Based on that standard, federal judges in Oklahoma and Texas, as well as the 5th U.S. Circuit Court of Appeals in New Orleans, found that blocking people who use marijuana from possessing firearms is a violation of their Second Amendment rights.
“You are starting to see cracks in the dam,” said William D. Hall, a lawyer representing Cooper and two other Florida residents in a lawsuit against the Justice Department.
The case in Oklahoma, which has legalized medical marijuana but allows no recreational use, started with Jared Harrison, who was driving to work at a marijuana dispensary when he was pulled over for a traffic violation in 2022. Police officers found a loaded revolver and marijuana in his car. Harrison, who told them he did not have a medical card, was arrested and ultimately indicted by a federal grand jury on a charge of possessing a firearm while being an unlawful user of marijuana.
Judge Patrick Wyrick of the U.S. District Court for the Western District in Oklahoma dismissed the case in February, writing that the federal law “takes a sledgehammer” to the right of armed self-defense. He contended that the use of marijuana was not “a violent, forceful or threatening act” nor did it carry any “of the characteristics that the nation’s history and tradition of firearms regulation supports.” Prosecutors said they have appealed the judge’s ruling.
In Florida, Cooper’s legal challenge last year was led by Nikki Fried, the chair of the state Democratic Party, who was then Florida’s agriculture commissioner. It was dismissed by a federal judge, but a federal appeals court heard oral arguments on an appeal last month. Fried, who did not run for reelection, is no longer a party to the lawsuit.
Some states have tried to deal with the prohibition by affirming the gun rights of marijuana users, although such measures cannot prevent federal prosecutions, and it remains a crime under various state laws to carry a firearm while under the influence.
In Delaware, which legalized medical marijuana in 2011, a statute enacted this year making recreational use lawful removed possession of the drug from the list of circumstances that prohibit someone from having a gun under state law.

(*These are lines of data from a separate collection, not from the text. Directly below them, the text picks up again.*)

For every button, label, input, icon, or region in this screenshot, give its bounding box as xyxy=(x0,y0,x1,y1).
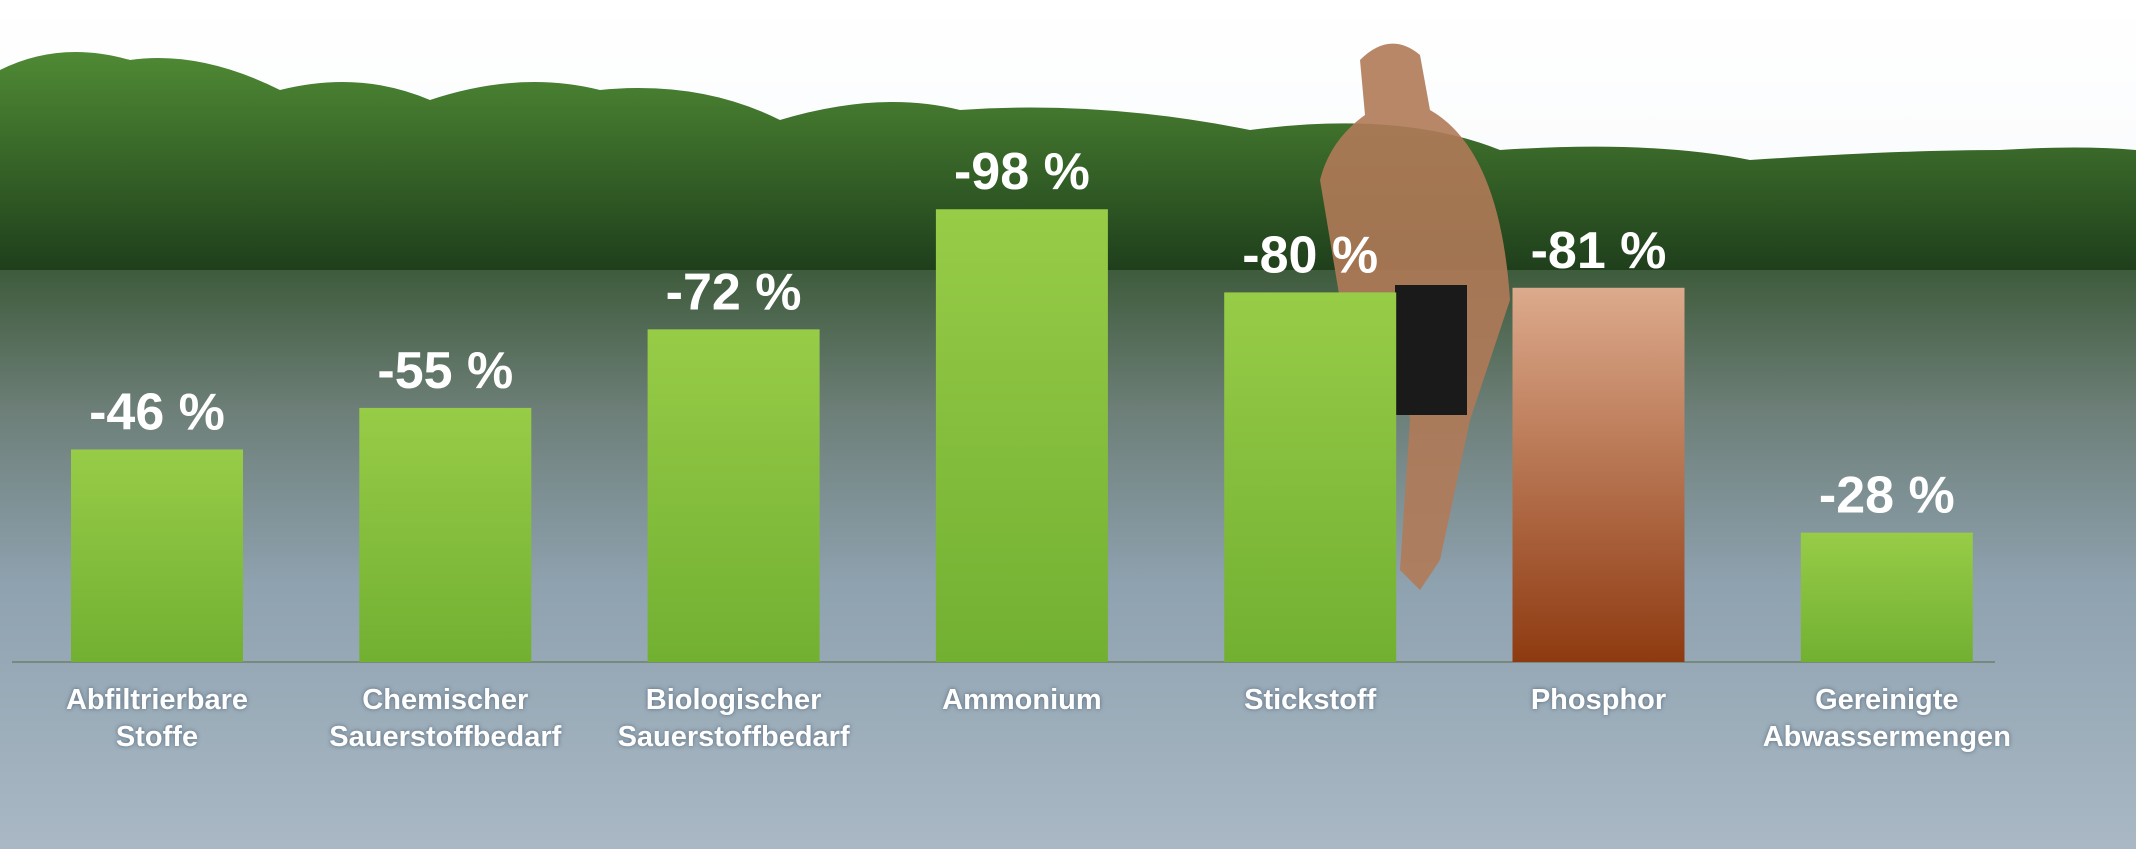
x-tick-label: Phosphor xyxy=(1531,682,1666,719)
value-label: -46 % xyxy=(89,383,225,441)
page: {"chart_data": {"type": "bar", "categori… xyxy=(0,0,2136,849)
bar xyxy=(71,449,243,662)
value-label: -55 % xyxy=(377,342,513,400)
value-label: -98 % xyxy=(954,143,1090,201)
x-tick-label: Biologischer Sauerstoffbedarf xyxy=(618,682,850,756)
value-label: -80 % xyxy=(1242,226,1378,284)
bar xyxy=(1801,533,1973,662)
value-label: -81 % xyxy=(1531,222,1667,280)
bar xyxy=(359,408,531,662)
value-label: -72 % xyxy=(666,263,802,321)
x-tick-label: Abfiltrierbare Stoffe xyxy=(66,682,248,756)
x-tick-label: Stickstoff xyxy=(1244,682,1376,719)
x-tick-label: Ammonium xyxy=(942,682,1102,719)
x-tick-label: Gereinigte Abwassermengen xyxy=(1763,682,2011,756)
bar xyxy=(648,329,820,662)
x-tick-label: Chemischer Sauerstoffbedarf xyxy=(329,682,561,756)
bar xyxy=(1224,292,1396,662)
bar xyxy=(936,209,1108,662)
bar xyxy=(1513,288,1685,662)
value-label: -28 % xyxy=(1819,467,1955,525)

Minnesota incorporated similar language into its law. Mississippi and Oklahoma have statutes providing that one cannot be denied the right to “own, purchase or possess” a firearm solely because that person is a medical marijuana patient or caregiver.
While those states cannot control the federal background check requirement, state medical marijuana programs generally do not ask card applicants whether they own a gun. That creates an opportunity for people to buy a gun first and then obtain a marijuana card.
Don Spencer, president of the Oklahoma Second Amendment Association, says he provides this advice: “You better acquire all the firearms you want before you apply for that marijuana card.”
The federal government’s stance on medical marijuana and guns has also been a complicating factor for veterans, many of whom hold armed security jobs and rely on the drug to treat symptoms of PTSD, traumatic brain injuries and other health complications.
“So they are just lying when they go to buy a gun or on their applications for their jobs,” said Sean Kiernan, CEO of the Weed for Warriors Project, a nonprofit group that helps veterans get access to free or discounted medical marijuana.
Kiernan noted that some veterans are buying firearms or marijuana — or both — in the illegal marketplace so there is no official record. And some, he said, are making their own so-called “ghost guns” at home.
With veterans in mind, Rep. Brian Mast, R-Fla., who is a veteran himself, reintroduced the Gun Rights and Marijuana Act in April. The bill, which Mast’s office said is pending in the House Judiciary Committee, would allow marijuana consumers to purchase guns in states where medical or recreational use is allowed.